Donna Darkwolf's Love Letters - now all on this website - join Donna in her Ocean, with her Birthday Flowers.

The original version of this song is very loud and rousing – since it is a Protest Song:
You can hear it here ORIGINAL: https://www.youtube.com/watch?v=4CI3lhyNKfo from BattleForTelenuovo
And FUN: https://www.youtube.com/watch?v=SGzHWrqvAtQ

Ciao! Bella Ciao! Oh Goodbye Beautiful Donna Darkwolf

Love Letters Straight From Her Heart

Now that every love letter that Donna Darkwolf ever sent me, and every article she wrote for public consumption, has been safely secured, and put into this
Celebratory Biography of Her Life – I have cast them into the Ocean, at the very place as I cast her Ashes.
At the end of the sea-wall at the green light beacon.

Donna found this Bella Ciao! on YouTube and was entranced by its mood.
I found the English translation for her

These are some of the words she picked in one of her last letters to me:

“O my Franco, my beautiful soldier

O Bella Ciao - Oh Goodbye beautiful


One morning I awakened

Oh Goodbye beautiful,


Bury me up in the mountain

Under the shade of a beautiful flower

And the people who shall pass

Will say to me: "Che Bel Fior! What a Beautiful Flower!"

This is the Flower of the Partisan

Who died for Freedom

O Bella Ciao, Bella Ciao, Bella Ciao Ciao! Ciao!

Oh Goodbye beautiful, Goodbye beautiful, Goodbye beautiful! Goodbye! Goodbye!’

Donna's Passport and Bank Cards. I had kept them "for just in case". That's over.

The History of Bella Ciao!

Celebrating Donna's Birthday 24-02-2021. At her Memorial bench, at the green light beacon in Kalk Bay Harbour.
Donna's expressed wish to have her Ashes cast at Blouberg Beach, or Kalk Bay, led me to the decision to use both locations.
Why Not? Two Dust-offs are better than one. Three actually because I took some of her Ashes to the Great Pyramid, along with a knot of her hair.

Bella Ciao is an Italian protest folk song that originated in the late 19th century, sung by the mondina workers in protest to the harsh working conditions in the paddy fields of North Italy.

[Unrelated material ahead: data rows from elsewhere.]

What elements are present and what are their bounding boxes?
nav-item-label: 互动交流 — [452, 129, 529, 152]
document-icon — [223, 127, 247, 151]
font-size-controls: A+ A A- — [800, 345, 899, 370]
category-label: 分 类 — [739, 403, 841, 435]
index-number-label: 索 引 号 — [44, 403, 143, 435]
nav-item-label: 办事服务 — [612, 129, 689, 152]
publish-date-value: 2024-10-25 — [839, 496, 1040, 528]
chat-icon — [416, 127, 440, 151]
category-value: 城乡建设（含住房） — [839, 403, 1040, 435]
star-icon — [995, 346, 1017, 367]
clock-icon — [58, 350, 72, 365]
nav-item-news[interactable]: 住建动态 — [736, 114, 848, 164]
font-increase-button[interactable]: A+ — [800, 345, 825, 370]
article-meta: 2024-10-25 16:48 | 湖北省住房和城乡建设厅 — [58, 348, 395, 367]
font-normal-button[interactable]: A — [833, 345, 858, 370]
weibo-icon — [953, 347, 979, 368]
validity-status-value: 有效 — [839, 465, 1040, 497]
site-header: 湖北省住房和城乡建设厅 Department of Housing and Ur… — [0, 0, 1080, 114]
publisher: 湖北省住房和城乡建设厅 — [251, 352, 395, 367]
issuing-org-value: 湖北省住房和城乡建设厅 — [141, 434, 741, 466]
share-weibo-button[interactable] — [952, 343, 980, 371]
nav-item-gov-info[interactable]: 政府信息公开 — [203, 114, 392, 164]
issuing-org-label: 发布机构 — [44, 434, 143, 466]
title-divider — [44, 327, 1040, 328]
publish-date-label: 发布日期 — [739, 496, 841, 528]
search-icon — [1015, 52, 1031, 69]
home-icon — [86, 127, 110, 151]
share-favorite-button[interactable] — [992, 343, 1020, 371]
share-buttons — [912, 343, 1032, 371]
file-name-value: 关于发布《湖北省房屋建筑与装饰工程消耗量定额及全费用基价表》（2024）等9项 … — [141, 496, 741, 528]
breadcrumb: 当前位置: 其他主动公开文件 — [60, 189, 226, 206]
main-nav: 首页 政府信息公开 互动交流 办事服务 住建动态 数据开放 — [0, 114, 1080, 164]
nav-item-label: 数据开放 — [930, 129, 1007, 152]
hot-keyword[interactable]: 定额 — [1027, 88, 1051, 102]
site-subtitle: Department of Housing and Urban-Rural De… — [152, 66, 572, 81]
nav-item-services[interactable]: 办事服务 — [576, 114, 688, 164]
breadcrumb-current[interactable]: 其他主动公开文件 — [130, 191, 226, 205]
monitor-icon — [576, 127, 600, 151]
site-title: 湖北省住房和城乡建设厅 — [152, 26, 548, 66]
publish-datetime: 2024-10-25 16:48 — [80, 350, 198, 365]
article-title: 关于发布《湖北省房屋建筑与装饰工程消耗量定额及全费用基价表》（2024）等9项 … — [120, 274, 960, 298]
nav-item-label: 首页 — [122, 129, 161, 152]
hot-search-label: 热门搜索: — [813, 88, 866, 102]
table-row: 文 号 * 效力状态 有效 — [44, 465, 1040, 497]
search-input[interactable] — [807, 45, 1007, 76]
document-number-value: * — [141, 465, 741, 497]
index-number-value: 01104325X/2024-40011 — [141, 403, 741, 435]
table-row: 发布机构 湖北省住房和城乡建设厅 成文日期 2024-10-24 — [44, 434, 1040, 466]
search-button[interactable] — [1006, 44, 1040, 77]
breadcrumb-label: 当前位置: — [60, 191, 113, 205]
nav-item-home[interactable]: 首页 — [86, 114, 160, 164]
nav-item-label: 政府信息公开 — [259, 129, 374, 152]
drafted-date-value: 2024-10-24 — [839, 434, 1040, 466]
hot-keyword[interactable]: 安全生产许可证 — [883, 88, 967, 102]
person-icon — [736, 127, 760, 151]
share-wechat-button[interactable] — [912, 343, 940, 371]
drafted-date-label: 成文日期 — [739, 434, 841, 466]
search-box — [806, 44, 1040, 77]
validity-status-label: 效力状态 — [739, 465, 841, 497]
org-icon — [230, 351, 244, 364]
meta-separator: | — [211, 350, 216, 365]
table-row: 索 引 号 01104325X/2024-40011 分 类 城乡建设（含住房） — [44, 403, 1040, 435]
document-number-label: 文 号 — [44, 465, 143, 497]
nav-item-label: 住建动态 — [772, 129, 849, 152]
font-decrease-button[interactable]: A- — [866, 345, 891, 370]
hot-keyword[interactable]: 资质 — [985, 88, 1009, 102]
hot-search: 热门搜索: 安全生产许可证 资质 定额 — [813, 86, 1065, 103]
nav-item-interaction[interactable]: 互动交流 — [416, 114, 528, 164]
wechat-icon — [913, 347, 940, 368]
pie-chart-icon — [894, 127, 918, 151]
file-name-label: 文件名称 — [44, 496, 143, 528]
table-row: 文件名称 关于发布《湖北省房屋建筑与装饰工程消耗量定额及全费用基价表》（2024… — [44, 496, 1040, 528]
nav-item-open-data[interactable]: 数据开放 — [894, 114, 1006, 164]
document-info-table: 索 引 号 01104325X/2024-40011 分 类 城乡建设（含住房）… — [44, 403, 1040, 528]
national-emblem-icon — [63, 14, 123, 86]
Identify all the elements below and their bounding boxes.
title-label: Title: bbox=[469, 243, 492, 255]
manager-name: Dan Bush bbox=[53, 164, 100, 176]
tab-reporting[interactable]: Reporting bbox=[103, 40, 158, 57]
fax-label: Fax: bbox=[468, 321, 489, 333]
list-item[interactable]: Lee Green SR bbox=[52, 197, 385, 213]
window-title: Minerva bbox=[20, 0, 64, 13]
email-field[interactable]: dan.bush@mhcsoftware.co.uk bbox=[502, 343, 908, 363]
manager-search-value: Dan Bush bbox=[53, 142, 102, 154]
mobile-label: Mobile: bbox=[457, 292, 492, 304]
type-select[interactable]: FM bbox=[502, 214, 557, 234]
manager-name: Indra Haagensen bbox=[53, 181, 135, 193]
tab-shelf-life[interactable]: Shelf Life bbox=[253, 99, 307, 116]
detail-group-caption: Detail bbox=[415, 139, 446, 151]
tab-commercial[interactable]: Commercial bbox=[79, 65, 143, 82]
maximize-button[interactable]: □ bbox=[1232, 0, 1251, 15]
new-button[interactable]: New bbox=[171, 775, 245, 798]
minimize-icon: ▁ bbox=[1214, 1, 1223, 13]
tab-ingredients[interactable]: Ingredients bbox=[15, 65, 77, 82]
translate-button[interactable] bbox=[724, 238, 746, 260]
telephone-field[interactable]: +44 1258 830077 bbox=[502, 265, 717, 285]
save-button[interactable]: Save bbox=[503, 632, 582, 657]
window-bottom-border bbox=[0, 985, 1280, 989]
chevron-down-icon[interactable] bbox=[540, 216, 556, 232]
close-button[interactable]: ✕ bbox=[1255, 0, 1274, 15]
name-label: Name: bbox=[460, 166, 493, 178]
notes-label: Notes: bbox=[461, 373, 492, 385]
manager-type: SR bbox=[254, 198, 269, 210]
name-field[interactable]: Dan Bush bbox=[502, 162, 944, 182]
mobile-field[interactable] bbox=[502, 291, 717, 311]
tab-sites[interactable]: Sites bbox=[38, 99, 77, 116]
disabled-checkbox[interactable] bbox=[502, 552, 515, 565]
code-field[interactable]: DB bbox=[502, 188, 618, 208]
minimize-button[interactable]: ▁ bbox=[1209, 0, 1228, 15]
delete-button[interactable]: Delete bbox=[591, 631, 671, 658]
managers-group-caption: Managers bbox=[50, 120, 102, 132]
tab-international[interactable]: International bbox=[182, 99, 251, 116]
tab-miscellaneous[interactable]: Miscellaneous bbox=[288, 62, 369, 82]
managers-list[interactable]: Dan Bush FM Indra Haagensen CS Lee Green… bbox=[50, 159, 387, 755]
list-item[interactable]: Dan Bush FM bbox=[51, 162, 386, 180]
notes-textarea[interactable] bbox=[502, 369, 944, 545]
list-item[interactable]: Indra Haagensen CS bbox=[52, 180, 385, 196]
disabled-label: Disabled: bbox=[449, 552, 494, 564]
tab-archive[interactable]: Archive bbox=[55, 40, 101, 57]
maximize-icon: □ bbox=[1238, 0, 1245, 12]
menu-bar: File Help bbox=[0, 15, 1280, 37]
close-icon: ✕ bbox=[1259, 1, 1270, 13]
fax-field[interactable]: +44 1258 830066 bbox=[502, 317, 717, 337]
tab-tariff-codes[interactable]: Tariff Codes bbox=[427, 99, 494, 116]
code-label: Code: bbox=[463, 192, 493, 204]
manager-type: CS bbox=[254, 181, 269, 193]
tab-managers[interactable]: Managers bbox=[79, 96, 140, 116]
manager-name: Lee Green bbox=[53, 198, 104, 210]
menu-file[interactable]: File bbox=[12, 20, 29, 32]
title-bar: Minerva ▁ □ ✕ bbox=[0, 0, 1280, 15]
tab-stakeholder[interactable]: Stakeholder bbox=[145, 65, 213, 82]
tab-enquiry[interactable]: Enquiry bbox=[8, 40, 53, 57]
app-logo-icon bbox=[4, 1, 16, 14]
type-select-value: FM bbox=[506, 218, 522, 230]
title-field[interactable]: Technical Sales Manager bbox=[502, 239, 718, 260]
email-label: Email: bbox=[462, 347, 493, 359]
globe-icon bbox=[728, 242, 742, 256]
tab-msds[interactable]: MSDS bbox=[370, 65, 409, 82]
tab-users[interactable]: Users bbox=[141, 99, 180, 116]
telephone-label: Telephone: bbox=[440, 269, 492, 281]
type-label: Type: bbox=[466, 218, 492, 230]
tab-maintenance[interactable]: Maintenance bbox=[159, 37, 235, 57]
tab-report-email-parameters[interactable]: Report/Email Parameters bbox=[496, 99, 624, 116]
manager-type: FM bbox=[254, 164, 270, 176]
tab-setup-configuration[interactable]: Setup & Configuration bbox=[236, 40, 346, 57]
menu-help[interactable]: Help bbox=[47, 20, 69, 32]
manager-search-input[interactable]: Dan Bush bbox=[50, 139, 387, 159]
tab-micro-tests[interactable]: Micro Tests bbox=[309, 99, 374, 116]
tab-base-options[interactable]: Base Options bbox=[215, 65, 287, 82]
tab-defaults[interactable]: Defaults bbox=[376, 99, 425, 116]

The song was modified and adopted as an anthem of the anti-fascist resistance by the Italian partisans between 1943 and 1945 during the Italian Resistance, the resistance of Italian partisans against the Nazi German forces occupying Italy, and, during the Italian Civil War, the Italian partisan struggle against the fascist Italian Social Republic and its Nazi German allies.

A Mondina is a seasonal rice paddy worker. Workers were mostly women of the poorest social classes, especially in Italy's Po Valley, from the late 19th Century into the first half of the 20th Century.